Im Beobachtungszeitraum waren von 229 verschiedenen Schützen aus 30 Vereinen 835 Foulelfmeter geschossen worden, 102 (= 12,2 %) dieser Foulelfmeter waren vom gefoulten Spieler selbst ausgeführt worden. Von diesen 102 selbstausgeführten Elfmetern waren 74 (= 72,6 %), von den verbliebenen 733 nicht-selbstausgeführten Elfmetern 547 (= 74,6 %) verwandelt worden. Dies ergibt ein rohes Odds Ratio von 0,90 [95 %-KI: 0,56 - 1,43; p = 0,65] für die Selbstausführung. Im Modell I wurden drei signifikante (p < 0,05) Prädiktoren für die Selbstausführung gefunden: Alter, Anzahl absolvierter Bundesligaspiele und Anzahl geschossener Tore, wobei jüngere, weniger erfahrene Spieler und erfolgreichere Torschützen eher zur Selbstausführung neigen. Daneben war auch der zufällige Schützeneffekt signifikant, d. h. es gibt eine signifikante Korrelation der Selbstausführung innerhalb der Schützen. In Modell II fand sich dagegen kein einziger signifikanter Prädiktor. Sowohl die Selbstausführung als auch die drei Confounder aus Modell I hatten keinen relevanten Einfluss auf die erfolgreiche Verwandlung des Elfmeters, das adjustierte Odds Ratio für Selbstausführung von 0,90 [95 %-KI: 0,56 - 1,45; p = 0,67] war praktisch identisch zum rohen Odds Ratio.

Diskussion

Unsere Untersuchung der besagten Fußballerweisheit hat ein klares Ergebnis erbracht: Auch nach Adjustierung für Confounder gibt es keinen Zusammenhang zwischen der Tatsache, dass der Gefoulte selber schießt und der erfolgreichen Verwandlung des Elfmeters.

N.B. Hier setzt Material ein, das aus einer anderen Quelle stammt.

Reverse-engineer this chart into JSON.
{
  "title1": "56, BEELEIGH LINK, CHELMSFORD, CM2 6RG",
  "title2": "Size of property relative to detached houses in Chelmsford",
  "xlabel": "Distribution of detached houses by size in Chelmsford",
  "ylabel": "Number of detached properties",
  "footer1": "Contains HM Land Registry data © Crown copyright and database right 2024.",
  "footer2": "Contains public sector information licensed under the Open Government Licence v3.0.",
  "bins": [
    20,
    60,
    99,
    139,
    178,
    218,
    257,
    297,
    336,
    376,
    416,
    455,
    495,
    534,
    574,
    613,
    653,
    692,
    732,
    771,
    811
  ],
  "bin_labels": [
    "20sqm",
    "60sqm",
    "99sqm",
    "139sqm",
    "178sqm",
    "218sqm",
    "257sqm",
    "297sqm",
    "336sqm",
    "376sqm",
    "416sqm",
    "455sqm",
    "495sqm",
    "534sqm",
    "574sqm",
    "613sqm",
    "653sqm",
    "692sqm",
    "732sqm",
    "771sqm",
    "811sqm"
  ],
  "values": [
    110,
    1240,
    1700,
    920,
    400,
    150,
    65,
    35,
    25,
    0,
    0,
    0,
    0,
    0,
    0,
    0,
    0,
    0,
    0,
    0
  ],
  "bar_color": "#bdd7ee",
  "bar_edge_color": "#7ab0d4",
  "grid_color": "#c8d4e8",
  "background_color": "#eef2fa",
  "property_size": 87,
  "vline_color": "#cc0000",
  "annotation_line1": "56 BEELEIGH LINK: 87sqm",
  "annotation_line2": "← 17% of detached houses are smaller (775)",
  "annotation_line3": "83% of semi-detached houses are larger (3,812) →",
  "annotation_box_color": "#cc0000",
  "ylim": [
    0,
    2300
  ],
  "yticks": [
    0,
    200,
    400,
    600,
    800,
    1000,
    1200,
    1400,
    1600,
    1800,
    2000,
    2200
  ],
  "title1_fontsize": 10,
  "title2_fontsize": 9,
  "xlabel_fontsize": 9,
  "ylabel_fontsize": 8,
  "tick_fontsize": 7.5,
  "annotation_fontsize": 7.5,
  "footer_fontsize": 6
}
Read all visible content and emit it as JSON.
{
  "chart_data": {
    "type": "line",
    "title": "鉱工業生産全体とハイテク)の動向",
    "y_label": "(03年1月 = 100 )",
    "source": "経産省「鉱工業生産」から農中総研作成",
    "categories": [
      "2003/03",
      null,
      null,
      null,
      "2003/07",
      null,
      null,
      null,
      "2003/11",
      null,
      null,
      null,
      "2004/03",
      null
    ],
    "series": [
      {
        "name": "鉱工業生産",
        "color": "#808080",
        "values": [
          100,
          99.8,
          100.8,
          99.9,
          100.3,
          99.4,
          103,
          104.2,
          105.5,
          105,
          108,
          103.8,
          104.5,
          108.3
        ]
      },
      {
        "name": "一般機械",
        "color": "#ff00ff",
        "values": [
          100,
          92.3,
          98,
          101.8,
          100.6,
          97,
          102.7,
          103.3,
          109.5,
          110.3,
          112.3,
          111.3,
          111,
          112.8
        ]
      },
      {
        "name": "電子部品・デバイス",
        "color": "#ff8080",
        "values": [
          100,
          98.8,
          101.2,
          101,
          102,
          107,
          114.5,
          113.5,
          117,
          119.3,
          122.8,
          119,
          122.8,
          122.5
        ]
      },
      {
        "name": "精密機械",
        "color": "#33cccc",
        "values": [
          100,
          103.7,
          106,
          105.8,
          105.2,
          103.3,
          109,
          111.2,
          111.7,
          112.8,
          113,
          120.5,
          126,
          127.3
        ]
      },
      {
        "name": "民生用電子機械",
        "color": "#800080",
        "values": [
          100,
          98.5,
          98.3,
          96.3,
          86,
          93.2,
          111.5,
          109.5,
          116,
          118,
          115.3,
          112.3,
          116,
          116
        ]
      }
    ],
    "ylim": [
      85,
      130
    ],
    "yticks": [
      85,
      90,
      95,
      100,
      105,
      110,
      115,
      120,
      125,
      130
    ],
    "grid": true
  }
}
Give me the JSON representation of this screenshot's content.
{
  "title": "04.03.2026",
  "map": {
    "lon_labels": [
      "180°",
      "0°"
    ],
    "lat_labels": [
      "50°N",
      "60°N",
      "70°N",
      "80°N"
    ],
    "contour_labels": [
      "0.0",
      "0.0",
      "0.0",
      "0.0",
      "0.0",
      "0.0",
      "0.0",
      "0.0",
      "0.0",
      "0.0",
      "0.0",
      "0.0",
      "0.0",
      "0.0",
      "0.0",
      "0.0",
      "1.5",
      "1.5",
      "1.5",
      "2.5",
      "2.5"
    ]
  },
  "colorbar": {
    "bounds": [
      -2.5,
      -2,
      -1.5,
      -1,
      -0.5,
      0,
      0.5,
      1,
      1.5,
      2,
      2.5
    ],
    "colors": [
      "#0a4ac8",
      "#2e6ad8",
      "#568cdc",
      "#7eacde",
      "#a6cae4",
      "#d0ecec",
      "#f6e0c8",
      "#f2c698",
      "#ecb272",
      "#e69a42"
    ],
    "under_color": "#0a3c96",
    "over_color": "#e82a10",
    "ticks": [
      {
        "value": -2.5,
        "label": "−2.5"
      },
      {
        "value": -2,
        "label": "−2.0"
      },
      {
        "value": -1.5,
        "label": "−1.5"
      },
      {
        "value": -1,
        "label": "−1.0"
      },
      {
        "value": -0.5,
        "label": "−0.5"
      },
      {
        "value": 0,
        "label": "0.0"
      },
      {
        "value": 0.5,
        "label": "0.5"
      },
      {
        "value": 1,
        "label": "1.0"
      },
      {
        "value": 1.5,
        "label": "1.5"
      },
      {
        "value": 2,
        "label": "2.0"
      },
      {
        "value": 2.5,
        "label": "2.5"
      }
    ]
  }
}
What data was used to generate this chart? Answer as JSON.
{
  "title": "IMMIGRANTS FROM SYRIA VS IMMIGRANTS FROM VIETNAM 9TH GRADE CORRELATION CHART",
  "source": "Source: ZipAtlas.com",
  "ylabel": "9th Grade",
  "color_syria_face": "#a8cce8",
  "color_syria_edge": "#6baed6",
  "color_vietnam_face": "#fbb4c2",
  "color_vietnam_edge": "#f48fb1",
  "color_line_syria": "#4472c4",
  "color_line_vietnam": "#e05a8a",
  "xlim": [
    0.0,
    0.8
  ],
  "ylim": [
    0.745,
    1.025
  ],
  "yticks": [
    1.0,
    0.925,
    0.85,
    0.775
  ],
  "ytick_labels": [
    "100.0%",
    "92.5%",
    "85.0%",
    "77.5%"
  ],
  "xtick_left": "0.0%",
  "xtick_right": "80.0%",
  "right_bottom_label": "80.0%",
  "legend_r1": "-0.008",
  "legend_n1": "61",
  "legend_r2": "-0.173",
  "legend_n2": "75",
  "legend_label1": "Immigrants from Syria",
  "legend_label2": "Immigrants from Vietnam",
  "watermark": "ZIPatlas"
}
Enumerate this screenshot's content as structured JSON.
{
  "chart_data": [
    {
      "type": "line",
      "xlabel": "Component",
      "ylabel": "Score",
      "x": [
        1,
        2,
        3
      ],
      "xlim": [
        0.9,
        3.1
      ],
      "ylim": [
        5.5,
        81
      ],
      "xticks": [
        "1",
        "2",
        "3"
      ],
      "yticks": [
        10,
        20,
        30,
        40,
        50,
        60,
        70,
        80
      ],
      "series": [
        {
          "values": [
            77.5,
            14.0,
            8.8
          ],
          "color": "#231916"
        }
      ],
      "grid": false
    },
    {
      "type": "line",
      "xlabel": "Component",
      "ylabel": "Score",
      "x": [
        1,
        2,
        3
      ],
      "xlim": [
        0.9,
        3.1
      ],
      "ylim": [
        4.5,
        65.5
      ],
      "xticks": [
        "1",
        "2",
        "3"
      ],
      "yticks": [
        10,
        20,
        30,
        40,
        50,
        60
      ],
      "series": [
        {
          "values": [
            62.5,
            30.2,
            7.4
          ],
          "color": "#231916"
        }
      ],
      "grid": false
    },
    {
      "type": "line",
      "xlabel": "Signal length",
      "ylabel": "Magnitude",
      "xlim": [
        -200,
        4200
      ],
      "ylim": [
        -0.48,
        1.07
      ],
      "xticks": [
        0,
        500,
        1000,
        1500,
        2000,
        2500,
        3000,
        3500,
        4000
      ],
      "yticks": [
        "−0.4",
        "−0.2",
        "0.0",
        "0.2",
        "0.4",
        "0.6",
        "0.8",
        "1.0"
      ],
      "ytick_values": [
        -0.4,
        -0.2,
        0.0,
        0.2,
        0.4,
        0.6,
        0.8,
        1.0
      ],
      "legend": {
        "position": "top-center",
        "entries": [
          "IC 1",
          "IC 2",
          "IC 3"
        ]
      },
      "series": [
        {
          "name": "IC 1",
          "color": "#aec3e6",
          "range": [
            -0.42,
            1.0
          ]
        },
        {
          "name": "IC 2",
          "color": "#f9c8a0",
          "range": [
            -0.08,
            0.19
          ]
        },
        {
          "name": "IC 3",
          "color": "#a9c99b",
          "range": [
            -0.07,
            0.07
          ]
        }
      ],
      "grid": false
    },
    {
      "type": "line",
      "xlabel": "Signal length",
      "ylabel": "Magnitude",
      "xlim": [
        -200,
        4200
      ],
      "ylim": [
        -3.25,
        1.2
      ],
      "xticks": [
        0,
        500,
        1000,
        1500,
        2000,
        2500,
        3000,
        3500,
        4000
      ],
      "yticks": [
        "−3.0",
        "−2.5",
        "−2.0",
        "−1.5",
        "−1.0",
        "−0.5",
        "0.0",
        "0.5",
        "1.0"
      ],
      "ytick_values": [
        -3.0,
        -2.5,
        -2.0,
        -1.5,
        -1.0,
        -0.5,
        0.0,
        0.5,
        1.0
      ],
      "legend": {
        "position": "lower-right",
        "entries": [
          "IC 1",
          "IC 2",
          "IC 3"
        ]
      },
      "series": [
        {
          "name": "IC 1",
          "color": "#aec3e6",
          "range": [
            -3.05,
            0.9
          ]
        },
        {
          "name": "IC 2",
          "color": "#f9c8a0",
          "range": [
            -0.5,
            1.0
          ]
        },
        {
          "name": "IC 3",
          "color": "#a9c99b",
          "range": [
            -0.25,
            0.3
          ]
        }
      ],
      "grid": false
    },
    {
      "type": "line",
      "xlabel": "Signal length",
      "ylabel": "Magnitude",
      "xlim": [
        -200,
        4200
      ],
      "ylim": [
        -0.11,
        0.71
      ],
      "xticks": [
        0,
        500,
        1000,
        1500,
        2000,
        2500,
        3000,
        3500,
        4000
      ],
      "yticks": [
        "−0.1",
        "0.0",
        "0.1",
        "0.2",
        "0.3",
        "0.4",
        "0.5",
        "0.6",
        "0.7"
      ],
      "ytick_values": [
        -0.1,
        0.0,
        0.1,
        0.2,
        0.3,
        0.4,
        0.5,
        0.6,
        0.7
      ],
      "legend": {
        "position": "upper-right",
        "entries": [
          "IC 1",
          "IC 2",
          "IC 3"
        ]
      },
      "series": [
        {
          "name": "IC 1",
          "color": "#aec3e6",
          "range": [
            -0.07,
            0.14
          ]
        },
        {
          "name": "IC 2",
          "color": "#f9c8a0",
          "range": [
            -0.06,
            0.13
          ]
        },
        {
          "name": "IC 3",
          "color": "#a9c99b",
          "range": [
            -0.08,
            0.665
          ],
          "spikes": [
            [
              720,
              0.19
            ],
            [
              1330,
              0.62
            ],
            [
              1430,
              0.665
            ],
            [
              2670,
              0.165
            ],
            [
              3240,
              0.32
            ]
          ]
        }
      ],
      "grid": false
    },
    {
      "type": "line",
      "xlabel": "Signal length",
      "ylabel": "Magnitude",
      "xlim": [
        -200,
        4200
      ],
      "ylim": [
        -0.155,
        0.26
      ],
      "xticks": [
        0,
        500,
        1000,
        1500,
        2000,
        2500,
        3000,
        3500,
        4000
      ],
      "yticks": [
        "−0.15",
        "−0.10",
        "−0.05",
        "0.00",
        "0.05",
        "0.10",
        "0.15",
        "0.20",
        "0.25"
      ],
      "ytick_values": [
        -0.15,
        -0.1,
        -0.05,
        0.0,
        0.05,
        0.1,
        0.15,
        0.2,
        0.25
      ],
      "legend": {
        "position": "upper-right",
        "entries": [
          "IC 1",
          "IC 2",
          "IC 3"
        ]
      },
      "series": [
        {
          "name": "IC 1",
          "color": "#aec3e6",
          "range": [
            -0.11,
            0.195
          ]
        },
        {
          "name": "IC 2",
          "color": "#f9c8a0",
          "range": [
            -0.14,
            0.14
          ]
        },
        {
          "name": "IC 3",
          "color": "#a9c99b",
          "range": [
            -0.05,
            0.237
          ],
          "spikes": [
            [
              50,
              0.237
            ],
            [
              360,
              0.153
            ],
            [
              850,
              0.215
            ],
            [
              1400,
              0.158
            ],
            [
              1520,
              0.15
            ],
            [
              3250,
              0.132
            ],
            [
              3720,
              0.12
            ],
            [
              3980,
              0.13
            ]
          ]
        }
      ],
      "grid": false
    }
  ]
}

Überraschenderweise wurden auch keine anderen wichtigen Prädiktoren für eine erfolgreiche Verwandlung gefunden. Es ist zu vermuten, dass die Gruppe der Elfmeterschützen eine stark selektionierte Gruppe darstellt, die mental stark und resistent gegen externe Einflüsse wie Spielstand, Heimvorteil etc. ist. Diese mentalen Eigenschaften können mit den vorliegenden Daten jedoch leider nicht näher untersucht werden.


Literatur

1.
Eichler C. Lexikon der Fußballmythen. Frankfurt am Main: Eichborn; 2002.
2.
Drösser C. Stimmt’s? Verschossen. DIE ZEIT. 2003; 32: 25.
3.
Brown H, Prescott, R. Applied Mixed Models in Medicine. Chichester: John Wiley & Sons; 1999.